One of the old saws about statistics, Steele adds, is that it’s “like a lamp post. You can either use it for illumination or for support. When you are using it for support, it’s probably not in the nation’s best interest.”
Fact or Pseudo-Fact
In Statistics 202, Steele asks his class to look at data from the Barcelona Olympics in an attempt to discern whether the host country — Spain — received a larger number of gold medals than would have been the norm based on the number of silver and bronze models. (It did.) The students were then asked to investigate whether this suggestion of host favoritism also held true for other Olympics.
“In statistics we try to use some facts we know to predict other facts. Suppose you told a statistician how many silver and bronze medals Germany won, and asked for his or her best guess as to how many gold medals were won. In the case of Barcelona, we discovered that Spain did indeed get more gold medals than our model would have predicted.”
But in Steele’s recounting of the Barcelona study, he declines to offer an opinion as to why host countries might win an unexpected number of gold medals. “In most cases, I don’t see any great utility in speculating about causes,” he says. “I try to discourage it.

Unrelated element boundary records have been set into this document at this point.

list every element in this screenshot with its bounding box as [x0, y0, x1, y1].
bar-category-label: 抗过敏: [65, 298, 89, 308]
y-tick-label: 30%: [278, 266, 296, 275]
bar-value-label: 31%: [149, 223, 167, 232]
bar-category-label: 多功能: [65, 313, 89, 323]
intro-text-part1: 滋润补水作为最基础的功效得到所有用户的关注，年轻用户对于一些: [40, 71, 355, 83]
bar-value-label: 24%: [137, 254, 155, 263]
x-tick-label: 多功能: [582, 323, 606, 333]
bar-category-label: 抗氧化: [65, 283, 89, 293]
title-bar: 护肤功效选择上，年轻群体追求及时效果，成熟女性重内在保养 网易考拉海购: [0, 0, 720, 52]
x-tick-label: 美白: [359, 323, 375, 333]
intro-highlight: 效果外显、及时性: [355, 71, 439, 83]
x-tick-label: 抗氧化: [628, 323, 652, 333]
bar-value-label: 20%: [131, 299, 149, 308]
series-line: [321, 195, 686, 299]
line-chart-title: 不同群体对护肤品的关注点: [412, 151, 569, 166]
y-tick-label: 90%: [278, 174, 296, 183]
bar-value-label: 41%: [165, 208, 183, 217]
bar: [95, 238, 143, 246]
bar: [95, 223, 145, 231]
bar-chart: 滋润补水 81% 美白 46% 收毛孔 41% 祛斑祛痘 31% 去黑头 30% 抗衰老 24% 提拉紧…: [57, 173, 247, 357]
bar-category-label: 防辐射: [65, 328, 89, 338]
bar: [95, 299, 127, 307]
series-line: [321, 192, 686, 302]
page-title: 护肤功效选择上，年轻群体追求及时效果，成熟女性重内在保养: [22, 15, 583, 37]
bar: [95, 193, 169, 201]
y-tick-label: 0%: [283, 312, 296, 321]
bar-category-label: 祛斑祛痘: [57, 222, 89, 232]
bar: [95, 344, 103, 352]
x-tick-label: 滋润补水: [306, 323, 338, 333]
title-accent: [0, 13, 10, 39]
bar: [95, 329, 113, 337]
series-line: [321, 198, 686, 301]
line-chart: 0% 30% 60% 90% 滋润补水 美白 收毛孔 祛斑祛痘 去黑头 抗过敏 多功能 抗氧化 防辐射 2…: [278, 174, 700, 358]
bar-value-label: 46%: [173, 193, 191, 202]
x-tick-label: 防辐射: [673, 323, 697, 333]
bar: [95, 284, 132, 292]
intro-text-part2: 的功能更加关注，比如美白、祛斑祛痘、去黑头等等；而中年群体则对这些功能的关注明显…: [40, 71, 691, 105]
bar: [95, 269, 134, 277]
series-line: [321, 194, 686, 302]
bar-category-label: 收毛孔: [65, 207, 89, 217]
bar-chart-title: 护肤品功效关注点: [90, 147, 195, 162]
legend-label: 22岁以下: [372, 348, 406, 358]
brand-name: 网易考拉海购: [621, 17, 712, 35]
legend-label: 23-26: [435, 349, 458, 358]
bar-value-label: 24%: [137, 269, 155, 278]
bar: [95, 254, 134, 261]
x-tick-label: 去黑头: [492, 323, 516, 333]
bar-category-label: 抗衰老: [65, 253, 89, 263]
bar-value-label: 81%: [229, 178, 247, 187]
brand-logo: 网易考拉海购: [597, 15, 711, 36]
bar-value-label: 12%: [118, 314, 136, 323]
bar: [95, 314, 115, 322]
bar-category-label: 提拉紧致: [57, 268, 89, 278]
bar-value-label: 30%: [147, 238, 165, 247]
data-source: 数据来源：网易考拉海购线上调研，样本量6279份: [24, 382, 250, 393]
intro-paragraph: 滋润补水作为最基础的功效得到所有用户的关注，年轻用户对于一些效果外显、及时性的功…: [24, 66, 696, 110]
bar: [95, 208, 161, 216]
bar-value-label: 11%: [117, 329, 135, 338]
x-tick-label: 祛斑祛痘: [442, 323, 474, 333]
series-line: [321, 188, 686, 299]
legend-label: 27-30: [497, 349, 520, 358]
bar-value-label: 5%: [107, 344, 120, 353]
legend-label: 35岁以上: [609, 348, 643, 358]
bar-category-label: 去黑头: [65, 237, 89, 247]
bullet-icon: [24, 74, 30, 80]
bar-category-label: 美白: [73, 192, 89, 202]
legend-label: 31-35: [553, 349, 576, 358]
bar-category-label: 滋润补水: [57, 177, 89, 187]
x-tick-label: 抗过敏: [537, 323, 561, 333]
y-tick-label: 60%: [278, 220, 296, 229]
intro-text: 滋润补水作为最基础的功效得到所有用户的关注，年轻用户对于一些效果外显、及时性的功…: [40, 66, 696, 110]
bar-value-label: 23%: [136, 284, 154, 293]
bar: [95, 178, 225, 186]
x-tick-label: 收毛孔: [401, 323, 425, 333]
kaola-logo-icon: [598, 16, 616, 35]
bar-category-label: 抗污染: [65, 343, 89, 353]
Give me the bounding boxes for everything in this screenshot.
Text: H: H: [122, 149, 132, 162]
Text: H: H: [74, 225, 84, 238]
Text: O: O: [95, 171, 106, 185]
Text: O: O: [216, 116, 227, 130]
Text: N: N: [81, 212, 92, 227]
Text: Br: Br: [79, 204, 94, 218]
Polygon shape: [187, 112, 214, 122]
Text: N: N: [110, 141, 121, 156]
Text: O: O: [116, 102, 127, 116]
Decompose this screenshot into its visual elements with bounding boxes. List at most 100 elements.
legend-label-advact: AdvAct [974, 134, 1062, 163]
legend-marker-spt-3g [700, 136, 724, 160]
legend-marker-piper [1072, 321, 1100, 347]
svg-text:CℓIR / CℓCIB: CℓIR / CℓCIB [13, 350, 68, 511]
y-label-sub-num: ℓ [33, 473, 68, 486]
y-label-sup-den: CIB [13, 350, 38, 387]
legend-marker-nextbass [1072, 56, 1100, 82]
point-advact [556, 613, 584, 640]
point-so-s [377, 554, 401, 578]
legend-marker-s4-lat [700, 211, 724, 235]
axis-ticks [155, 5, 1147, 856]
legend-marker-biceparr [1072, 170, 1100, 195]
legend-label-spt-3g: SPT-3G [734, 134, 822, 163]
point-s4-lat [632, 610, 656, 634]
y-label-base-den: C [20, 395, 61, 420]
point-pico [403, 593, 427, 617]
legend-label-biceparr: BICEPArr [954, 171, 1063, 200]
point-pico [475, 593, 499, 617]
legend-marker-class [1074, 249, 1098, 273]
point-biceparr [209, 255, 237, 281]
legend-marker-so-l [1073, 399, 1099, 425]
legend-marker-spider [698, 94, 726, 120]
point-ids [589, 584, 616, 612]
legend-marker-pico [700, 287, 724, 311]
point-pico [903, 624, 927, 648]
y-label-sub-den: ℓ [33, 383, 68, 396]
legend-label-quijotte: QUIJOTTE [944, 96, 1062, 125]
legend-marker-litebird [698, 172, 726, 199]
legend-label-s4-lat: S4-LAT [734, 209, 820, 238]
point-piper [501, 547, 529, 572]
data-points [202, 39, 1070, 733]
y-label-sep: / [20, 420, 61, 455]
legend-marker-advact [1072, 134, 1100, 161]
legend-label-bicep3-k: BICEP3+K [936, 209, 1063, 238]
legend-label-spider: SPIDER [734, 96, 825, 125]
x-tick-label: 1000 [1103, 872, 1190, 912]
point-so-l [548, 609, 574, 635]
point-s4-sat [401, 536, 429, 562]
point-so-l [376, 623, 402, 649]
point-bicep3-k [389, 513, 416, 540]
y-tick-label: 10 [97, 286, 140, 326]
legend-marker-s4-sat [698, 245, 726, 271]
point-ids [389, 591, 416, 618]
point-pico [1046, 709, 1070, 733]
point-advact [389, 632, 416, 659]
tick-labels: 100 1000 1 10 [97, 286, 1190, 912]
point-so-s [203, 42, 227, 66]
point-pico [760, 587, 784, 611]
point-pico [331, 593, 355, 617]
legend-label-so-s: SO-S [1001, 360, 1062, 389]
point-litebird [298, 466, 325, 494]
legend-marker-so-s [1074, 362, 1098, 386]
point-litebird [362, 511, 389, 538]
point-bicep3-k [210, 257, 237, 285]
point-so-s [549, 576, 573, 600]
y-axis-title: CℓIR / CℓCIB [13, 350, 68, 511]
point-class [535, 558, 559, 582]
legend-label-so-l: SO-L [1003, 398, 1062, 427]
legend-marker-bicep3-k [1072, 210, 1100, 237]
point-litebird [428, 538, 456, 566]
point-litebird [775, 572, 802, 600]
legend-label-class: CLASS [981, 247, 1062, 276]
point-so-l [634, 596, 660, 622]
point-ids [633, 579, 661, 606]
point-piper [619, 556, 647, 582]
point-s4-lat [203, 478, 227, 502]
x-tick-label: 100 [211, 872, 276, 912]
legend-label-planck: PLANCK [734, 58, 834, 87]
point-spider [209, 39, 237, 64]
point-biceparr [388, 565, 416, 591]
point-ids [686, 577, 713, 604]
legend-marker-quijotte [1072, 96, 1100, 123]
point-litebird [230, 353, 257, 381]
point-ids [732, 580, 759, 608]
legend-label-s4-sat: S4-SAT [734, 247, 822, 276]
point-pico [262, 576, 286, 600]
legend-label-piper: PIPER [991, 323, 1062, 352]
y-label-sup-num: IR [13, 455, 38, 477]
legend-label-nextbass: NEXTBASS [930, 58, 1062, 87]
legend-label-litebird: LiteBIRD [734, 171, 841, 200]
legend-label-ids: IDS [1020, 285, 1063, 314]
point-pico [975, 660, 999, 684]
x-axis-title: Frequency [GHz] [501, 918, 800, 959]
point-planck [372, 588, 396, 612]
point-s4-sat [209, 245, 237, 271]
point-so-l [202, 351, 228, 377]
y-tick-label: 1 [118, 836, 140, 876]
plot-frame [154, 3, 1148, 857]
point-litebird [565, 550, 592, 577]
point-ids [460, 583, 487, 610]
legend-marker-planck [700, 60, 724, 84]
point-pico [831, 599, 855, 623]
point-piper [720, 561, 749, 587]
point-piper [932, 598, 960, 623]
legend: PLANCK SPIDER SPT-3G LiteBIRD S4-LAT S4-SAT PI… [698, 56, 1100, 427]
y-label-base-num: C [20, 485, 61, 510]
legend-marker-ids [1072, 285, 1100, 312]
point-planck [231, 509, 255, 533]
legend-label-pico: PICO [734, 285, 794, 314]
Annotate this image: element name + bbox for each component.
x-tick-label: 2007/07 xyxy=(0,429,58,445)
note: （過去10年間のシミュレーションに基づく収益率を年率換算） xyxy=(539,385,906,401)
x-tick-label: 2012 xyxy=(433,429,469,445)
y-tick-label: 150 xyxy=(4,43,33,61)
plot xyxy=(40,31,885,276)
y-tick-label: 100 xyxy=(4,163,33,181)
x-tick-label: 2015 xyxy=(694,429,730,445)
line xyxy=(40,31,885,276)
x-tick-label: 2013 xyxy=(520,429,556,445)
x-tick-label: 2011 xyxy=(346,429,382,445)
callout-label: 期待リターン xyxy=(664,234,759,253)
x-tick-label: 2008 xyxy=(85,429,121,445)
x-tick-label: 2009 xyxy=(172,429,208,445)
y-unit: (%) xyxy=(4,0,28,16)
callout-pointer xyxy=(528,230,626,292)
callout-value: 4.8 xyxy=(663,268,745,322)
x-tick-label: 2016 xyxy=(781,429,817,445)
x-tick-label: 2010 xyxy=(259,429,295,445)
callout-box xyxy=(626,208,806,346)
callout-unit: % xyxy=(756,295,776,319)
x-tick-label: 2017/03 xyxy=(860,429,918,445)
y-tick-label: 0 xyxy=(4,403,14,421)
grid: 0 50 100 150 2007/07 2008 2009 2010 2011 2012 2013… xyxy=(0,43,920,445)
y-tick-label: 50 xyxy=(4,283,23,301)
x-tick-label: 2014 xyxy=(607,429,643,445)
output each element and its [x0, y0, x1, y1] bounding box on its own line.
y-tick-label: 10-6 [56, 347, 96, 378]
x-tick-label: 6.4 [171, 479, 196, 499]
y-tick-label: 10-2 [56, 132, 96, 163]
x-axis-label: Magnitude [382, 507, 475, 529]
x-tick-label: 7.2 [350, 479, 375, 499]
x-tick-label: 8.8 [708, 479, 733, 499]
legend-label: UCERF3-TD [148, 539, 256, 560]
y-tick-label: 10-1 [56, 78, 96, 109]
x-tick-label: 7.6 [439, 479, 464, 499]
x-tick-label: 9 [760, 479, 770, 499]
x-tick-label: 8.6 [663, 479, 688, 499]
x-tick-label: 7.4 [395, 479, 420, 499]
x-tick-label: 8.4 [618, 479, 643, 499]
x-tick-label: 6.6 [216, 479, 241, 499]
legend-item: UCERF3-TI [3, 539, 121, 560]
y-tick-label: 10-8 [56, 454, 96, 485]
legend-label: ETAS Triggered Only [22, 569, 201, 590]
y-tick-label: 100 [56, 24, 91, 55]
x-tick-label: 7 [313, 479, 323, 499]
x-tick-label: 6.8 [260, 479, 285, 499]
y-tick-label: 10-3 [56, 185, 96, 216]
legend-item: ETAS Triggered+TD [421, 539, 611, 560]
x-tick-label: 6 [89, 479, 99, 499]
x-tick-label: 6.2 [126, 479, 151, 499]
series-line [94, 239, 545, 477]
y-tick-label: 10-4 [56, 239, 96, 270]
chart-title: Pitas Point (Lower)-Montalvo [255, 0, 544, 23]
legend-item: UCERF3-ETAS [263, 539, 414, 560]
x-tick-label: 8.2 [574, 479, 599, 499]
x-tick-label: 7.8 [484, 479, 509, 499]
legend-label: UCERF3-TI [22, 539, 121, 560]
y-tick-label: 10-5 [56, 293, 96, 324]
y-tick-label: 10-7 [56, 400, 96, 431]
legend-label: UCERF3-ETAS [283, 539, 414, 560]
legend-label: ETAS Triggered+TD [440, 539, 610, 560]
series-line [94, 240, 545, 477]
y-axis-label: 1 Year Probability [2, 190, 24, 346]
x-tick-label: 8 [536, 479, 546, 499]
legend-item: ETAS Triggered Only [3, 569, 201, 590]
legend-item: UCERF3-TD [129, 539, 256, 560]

You have to fight against the human urge. On the other hand, I’m perfectly prepared to have people think about what might be useful and testable inferences for the future. For example, in 2000 the Olympics will be held in Atlanta. I’m prepared to make a modest bet about the relationship between the number of golds and silvers that will be won by the U.S. I won’t bet you on the absolute number of golds or the number of silvers, but I’ll bet you on the relationship between them.”
The question is also raised as to whether statistics are used to confirm or refute prejudices. Steele readily admits that he is a very skeptical person. “First off, some of the statistics one reads in the newspaper are simply made up. They are pseudo facts. For example, there was the story a few years ago that reported an increase in spousal abuse during the Superbowl. When people decided to chase down the study on this, it didn’t exist. But people believed it because it was consonant with their intuition.
“In the field of science, the tradition of academia is that one provides citations so you can go back to these citations and check them. When you do, you almost always find there are more caveats in the scientific paper than were mentioned in the media coverage. In part, the media resorts to caveats in order to provide a view of the best of current thinking, but one may also suspect that the `quest for certainty’ leads to the simplified message.
“When I pose a model for some data I realize I am posing a very specific model and that the model might not be right. In fact, it is almost certainly wrong at some level of precision. I have to examine what is in the data that is consonant or dissonant with that proposed model. You have to entertain alternative hypotheses. We all want to have clean and clear statements that represent the full truth. But that’s not right most of the time.
A statistician’s job is to remind himself constantly, and others periodically, that there is much more uncertainty out there than you can guess. And still, statistics is the only consistent technique available for helping us sort out whatever truths are to be found in our valuable data.”